13 - Hari yang Baru

49 38 1
                                    

***

Sang mentari menjalankan rutinitasnya seperti biasa, menyapa hari yang penuh kehangatan, dan harapan. Ocehan burung terdengar di sepenjuru rumah sakit, mereka berbincang-bincang seperti hari-hari biasanya.

Jevano menghela napas panjang. Setelah hampir satu minggu dirinya di rawat, kini tibalah hari di mana dia diperbolehkan pulang.

Sesaat dirinya tengah menyiapkan barang-barangnya yang tersisa untuk dimasukkan ke dalam koper, Aiden mengusili Levi yang membuat suasana mendadak ricuh.

Levi berdiri menatap tajam sang bocah kematian yang tak henti mengusik dirinya.
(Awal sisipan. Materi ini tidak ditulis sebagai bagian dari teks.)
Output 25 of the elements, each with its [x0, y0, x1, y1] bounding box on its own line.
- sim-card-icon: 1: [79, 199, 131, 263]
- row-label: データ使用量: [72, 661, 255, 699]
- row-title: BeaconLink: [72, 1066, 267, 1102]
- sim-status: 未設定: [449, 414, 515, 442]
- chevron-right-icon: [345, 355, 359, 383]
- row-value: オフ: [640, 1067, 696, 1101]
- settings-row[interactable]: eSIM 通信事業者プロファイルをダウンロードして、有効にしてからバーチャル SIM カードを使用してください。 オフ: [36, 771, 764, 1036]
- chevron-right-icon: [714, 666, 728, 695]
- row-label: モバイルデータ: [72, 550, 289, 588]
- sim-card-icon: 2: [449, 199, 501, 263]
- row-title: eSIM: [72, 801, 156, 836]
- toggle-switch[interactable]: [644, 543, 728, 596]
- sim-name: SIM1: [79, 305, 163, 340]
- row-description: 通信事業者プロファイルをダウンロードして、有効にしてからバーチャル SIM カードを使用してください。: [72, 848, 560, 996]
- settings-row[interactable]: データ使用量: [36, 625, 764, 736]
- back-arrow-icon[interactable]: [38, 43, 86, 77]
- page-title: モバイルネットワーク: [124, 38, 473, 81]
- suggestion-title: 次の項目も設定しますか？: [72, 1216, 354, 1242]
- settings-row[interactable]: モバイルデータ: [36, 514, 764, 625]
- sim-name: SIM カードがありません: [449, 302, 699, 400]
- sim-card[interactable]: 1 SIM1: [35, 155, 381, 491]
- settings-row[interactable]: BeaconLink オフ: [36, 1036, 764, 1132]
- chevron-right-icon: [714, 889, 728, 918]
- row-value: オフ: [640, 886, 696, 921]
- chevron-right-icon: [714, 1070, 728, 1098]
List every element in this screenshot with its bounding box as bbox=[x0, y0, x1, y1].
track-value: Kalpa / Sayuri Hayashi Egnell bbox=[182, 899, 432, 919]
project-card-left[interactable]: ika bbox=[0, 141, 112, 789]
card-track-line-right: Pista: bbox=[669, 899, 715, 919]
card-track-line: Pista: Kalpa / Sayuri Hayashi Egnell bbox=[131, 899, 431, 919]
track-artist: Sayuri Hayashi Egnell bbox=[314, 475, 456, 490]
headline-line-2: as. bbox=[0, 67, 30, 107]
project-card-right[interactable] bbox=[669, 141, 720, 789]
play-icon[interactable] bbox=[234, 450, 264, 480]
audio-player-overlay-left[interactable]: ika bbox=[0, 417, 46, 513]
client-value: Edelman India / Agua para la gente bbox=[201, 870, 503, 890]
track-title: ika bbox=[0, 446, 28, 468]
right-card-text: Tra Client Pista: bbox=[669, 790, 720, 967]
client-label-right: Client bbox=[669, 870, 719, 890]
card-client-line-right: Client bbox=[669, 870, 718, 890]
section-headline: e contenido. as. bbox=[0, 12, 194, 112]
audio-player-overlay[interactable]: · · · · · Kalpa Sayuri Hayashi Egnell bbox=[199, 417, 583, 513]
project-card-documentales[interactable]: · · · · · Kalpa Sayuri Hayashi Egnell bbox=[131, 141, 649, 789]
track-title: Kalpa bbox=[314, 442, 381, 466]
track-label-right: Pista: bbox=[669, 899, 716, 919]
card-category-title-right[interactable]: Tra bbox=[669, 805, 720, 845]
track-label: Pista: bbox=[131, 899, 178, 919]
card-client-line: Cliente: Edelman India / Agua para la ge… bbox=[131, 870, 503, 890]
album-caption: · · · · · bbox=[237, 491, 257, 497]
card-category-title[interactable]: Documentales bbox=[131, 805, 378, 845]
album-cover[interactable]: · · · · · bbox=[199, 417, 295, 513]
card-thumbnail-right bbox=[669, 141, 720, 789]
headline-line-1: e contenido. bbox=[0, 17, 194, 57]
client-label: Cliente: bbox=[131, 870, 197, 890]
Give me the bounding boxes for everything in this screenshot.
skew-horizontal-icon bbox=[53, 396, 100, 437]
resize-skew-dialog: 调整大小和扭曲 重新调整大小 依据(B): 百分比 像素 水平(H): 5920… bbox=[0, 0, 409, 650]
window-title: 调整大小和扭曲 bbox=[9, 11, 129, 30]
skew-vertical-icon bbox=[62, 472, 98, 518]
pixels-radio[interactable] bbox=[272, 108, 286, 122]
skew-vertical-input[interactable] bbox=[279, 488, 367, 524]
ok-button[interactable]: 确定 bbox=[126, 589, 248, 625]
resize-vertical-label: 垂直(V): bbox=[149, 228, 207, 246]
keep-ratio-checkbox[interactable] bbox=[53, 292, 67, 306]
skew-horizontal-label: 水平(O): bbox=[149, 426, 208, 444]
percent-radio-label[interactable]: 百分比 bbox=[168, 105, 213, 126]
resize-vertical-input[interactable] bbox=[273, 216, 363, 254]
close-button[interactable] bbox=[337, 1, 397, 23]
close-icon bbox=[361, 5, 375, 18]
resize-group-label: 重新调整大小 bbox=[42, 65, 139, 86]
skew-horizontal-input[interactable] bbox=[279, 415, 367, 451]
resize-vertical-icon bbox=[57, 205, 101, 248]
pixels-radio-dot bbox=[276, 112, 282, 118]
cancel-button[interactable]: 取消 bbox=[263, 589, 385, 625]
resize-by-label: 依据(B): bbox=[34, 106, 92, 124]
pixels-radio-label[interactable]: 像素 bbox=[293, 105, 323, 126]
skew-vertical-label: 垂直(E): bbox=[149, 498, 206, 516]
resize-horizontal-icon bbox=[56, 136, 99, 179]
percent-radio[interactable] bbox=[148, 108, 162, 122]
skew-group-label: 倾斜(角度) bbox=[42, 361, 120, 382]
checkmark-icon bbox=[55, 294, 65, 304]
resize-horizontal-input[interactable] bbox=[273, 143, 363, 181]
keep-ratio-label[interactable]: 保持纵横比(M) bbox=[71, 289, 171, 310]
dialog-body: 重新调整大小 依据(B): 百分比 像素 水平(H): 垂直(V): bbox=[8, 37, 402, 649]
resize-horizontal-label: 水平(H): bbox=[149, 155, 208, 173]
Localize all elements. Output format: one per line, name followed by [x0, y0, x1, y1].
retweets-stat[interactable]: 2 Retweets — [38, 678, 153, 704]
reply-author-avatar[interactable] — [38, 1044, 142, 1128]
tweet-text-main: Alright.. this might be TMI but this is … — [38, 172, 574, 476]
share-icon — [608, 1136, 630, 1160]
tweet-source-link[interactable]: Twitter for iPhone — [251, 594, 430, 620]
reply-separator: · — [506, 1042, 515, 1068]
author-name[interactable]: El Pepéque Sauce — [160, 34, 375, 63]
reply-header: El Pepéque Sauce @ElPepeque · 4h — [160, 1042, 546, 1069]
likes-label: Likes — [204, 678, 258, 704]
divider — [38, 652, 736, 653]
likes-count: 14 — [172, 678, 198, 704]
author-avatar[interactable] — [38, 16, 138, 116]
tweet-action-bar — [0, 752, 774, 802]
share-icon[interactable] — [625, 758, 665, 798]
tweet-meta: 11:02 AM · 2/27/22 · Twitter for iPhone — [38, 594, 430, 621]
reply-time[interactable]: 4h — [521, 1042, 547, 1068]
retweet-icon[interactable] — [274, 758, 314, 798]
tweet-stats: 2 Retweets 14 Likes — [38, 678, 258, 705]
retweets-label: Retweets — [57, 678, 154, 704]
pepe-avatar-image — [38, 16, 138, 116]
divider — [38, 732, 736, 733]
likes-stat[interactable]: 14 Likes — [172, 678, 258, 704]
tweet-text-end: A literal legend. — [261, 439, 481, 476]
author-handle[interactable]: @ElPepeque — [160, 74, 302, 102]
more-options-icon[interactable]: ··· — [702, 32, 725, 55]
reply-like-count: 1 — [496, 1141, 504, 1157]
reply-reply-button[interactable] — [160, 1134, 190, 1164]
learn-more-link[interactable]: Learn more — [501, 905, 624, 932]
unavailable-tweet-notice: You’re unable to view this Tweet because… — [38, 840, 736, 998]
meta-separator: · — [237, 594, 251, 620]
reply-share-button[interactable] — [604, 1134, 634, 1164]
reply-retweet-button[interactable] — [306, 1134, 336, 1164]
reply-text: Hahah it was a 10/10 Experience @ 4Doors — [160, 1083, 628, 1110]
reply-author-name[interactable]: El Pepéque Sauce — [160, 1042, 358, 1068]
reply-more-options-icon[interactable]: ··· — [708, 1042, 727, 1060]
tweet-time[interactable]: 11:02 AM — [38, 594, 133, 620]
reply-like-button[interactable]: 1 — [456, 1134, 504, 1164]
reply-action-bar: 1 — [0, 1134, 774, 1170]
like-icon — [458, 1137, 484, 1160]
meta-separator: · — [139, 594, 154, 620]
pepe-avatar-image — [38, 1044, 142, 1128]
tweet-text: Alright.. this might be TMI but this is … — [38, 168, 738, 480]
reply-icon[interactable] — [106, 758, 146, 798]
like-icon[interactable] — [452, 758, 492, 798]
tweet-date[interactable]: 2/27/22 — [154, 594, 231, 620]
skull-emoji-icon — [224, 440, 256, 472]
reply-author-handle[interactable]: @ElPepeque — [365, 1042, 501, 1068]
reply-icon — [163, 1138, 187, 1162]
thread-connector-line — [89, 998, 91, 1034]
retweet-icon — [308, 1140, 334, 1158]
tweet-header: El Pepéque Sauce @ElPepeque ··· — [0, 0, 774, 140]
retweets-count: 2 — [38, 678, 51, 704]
Sementara Aiden sesekali bergerak, berpindah dari satu tempat ke tempat lainnya. Ia takut kalau tiba-tiba dirinya diterkam oleh si mini dari grup EX1.

Kalau Xavier justru duduk tenang di atas sofa mengabadikan tingkah laku Aiden, dan Levi. Sedangkan Jaylen membantu Jevano mengemas barang-barang.

"Aishh...Kau seminggu di sini bawaannya sudah seperti mau menginap untuk satu tahun," gerutu Jaylen.

"Lo pikir gua yang ngemas barang-barang ini? Levi noh yang ngurusin beginian," bantah Jevano yang sejujurnya sudah letih membereskan barang-barangnya sendiri.

Jaylen yang semula membungkuk lekas berdiri tegap. Sorot matanya menatap tajam Levi. Dia mendatanginya, meraih hoodienya yang tergeletak di sofa lalu menggunakannya untuk menutup seluruh kepala si cebol.

"Lo tuh dah cebol, tingkah kek emak-emak," ketus Jaylen.

Sementara Aiden yang berdiri di pojok ruangan lantas tertawa mendapati Levi yang semakin ternistakan.

"Dah jangan dibully terus, kasian anak orang juga punya hati," celetuk Jevano yang membuat satu ruangan terperangah. Pasalnya, dia tak biasa membela Levi begini. Justru malah ikut menistakannya.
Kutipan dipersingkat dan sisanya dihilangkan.